How does one become an expert on terrorism? For Steven Emerson, like so much in life, it was an accident. On an assignment in Oklahoma City for CNN in December 1992, he was bored with what seemed like a dead-end story and wandered into the municipal convention center. There he found a conference being held by the Muslim Arab Youth Association (MAYA), an umbrella organization that included many smaller groups. In the hallway was a collection of stalls hawking a variety of radical materials including coloring books for children, one titled "How To Kill the Infidel." Within the meeting hall he heard a number of inflammatory speeches including one by the then-leader of Hamas, Khalid Mishn'al.
Disturbed by the hate-filled rhetoric he had heard, Mr. Emerson began to research the organizations he had encountered. In 1993, when he was still not quite sure what substance lay beneath all the rhetoric, he founded the Investigative Project, and entered into an agreement with the Corporation for Public Broadcasting to do a documentary on the general subject of how terrorism was being nurtured in the United States. His book, "American Jihad: The Terrorists Living Among Us," is a culmination of his research and a guide to which charities and fraternal organizations exploit our tolerant attitudes for violent ends.
In one chapter, the author discusses jihad in the academy, focusing on the University of South Florida in Tampa. In 1995, Ramadan Abdullah Shallah, former adjunct professor of Middle Eastern studies, was named secretary general of the Palestinian Islamic Jihad, an organization designated as terrorist by both the FBI and the State Department. His colleague, Sami al-Arian, a Palestinian-born professor of engineering with tenure, remained on campus and continued his work with the Islamic Committee for Palestine (ICP) and the World and Islam Studies Enterprise (WISE), both "cultural" organizations which the author has linked to the Palestinian Islamic Jihad.
Six months later, Michael Fechter of the Tampa Tribune wrote a series of articles expanding on the author's charges. The university suspended its connection with WISE, though it allowed Mr. al-Arian to maintain his faculty position while he continued working with both the WISE and ICP. After the events of September 11 and a bruising interview with Fox News commentator Bill O'Reilly, Mr. al-Arian received some unidentified death threats. Only then did the university bestir itself. It suspended the professor's teaching assignments, but continued to pay his salary.

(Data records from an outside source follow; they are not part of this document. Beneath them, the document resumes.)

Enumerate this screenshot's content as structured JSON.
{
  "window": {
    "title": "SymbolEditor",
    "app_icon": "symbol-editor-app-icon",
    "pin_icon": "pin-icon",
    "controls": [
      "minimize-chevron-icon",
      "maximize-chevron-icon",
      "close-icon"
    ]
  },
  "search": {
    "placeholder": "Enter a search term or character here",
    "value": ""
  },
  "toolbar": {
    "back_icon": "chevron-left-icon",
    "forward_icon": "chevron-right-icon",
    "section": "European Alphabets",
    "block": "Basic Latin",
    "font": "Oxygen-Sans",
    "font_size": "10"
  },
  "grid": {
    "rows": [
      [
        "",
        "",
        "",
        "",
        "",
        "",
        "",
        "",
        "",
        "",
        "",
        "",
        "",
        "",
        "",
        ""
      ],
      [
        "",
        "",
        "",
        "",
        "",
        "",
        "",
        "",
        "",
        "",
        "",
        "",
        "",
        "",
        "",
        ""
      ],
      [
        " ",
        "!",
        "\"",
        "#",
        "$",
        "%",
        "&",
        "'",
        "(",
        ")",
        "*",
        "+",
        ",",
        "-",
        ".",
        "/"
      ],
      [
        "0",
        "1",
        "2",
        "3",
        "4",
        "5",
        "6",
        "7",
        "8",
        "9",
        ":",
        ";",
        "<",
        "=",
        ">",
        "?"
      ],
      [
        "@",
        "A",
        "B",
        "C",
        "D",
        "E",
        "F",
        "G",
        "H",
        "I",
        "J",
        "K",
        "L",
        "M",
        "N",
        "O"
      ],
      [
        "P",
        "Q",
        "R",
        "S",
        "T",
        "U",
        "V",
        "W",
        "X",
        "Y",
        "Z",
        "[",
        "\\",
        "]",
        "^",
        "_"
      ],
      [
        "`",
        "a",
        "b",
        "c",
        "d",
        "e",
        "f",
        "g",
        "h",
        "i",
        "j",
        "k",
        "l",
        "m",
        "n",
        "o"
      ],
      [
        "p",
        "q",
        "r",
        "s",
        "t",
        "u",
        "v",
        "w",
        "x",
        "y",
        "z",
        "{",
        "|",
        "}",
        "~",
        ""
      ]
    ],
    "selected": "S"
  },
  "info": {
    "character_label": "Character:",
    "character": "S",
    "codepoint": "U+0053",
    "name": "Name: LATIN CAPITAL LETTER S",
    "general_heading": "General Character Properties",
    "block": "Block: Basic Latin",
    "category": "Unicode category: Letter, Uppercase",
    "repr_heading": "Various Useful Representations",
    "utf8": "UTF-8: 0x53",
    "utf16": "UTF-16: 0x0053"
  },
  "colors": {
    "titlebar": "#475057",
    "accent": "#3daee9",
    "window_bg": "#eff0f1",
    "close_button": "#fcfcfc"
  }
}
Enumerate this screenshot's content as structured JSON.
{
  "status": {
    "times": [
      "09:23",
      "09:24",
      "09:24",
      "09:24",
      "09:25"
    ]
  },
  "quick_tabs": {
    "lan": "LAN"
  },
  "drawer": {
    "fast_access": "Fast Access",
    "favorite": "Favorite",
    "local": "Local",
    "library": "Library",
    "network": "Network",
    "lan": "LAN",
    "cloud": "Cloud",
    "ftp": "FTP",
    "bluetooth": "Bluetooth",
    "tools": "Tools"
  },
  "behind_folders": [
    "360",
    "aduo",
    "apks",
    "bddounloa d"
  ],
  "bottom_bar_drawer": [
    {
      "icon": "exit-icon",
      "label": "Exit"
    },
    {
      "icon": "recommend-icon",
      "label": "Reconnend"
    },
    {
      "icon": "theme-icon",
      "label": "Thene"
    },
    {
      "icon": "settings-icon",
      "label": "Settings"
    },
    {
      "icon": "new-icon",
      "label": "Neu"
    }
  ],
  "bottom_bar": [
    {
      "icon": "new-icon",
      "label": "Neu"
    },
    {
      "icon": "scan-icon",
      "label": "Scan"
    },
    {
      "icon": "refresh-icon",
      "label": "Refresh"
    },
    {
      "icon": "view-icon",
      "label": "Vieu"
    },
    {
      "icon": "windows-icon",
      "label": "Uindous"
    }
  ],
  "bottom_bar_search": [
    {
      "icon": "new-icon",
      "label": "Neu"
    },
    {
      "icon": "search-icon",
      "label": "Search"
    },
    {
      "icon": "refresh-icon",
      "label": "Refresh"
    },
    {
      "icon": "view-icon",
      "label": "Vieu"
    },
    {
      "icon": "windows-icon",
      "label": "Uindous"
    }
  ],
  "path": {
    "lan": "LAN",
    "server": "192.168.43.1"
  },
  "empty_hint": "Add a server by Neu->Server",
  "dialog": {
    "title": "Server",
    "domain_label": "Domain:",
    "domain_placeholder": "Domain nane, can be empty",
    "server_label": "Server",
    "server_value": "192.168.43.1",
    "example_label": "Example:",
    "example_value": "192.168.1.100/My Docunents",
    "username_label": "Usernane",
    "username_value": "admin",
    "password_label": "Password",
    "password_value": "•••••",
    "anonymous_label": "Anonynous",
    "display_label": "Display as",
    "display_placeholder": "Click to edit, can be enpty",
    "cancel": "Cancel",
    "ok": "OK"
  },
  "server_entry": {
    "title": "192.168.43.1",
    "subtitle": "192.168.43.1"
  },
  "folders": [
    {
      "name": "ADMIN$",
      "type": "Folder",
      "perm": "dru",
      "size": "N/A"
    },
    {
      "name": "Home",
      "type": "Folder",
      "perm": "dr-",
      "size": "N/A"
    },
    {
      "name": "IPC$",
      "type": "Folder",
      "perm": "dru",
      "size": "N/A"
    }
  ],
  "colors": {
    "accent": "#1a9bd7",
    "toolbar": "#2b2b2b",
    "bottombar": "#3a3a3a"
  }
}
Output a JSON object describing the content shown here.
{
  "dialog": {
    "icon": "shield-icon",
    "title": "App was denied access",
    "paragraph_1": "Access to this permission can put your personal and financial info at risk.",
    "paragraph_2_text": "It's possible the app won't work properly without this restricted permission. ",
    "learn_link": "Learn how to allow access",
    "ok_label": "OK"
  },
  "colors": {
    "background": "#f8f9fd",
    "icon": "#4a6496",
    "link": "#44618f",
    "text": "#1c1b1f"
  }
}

The reason for suspension, the university explained, was not anything he had done, but that because of these death threats his presence on campus was a danger to both his colleagues and his students. In other words, the university found him innocent of any wrongdoing but was too craven to protect either him or itself. This astonishing statement of cowardice wrapped in political correctness may have been sincere or simply a legal circumlocution to avoid lawsuits. In any case, Mr. Al-Arian continues to draw a stipend and has even more time to engage in "cultural" pursuits.
The author makes clear in the beginning that he is by no means anti-Muslim.
He feels that of the 3-million-plus Muslims in the United States, only a minority are fundamentalists, and only a minority of that minority can be called militant. Nevertheless, that militant minority is dangerous and must be contained. He applauds the Muslims who have spoken out against militancy and terror, and quotes Khalid Duran, a prominent Muslim academic who says " . . . the fundamentalism of the last half-century is a stranger to traditional Islam. Basically, it's a revolt against the modern world. People in modern societies are very cosmopolitan and tolerant of ethnic and cultural differences. They thrive on them. But fundamentalism tries to establish an ethnic purity and withdraw from cosmopolitan society."
Unfortunately, Mr. Duran, like Steven Emerson himself, is under a death threat for what he has written elsewhere. There are some Muslim organizations which, while deploring violence by giving lengthy explanations and even rationalizations for its appearance, seem to condone it. The author feels that deploring and rationalizing in the same breath is more negative than constructive. As in any group, it is the extremists who make the most noise, and it is time for the silent majority to speak up.
Mr. Emerson ends by saying that, although he does not think radical fundamentalists represent the real Islam, the bitter reality is that militant Islam, in its various incarnations, will continue to be a fixed feature on our political landscape for many years to come. All the more reason why books as detailed and informative as this are now needed.
Sol Schindler is a retired Foreign Service officer who writes and lectures on international affairs.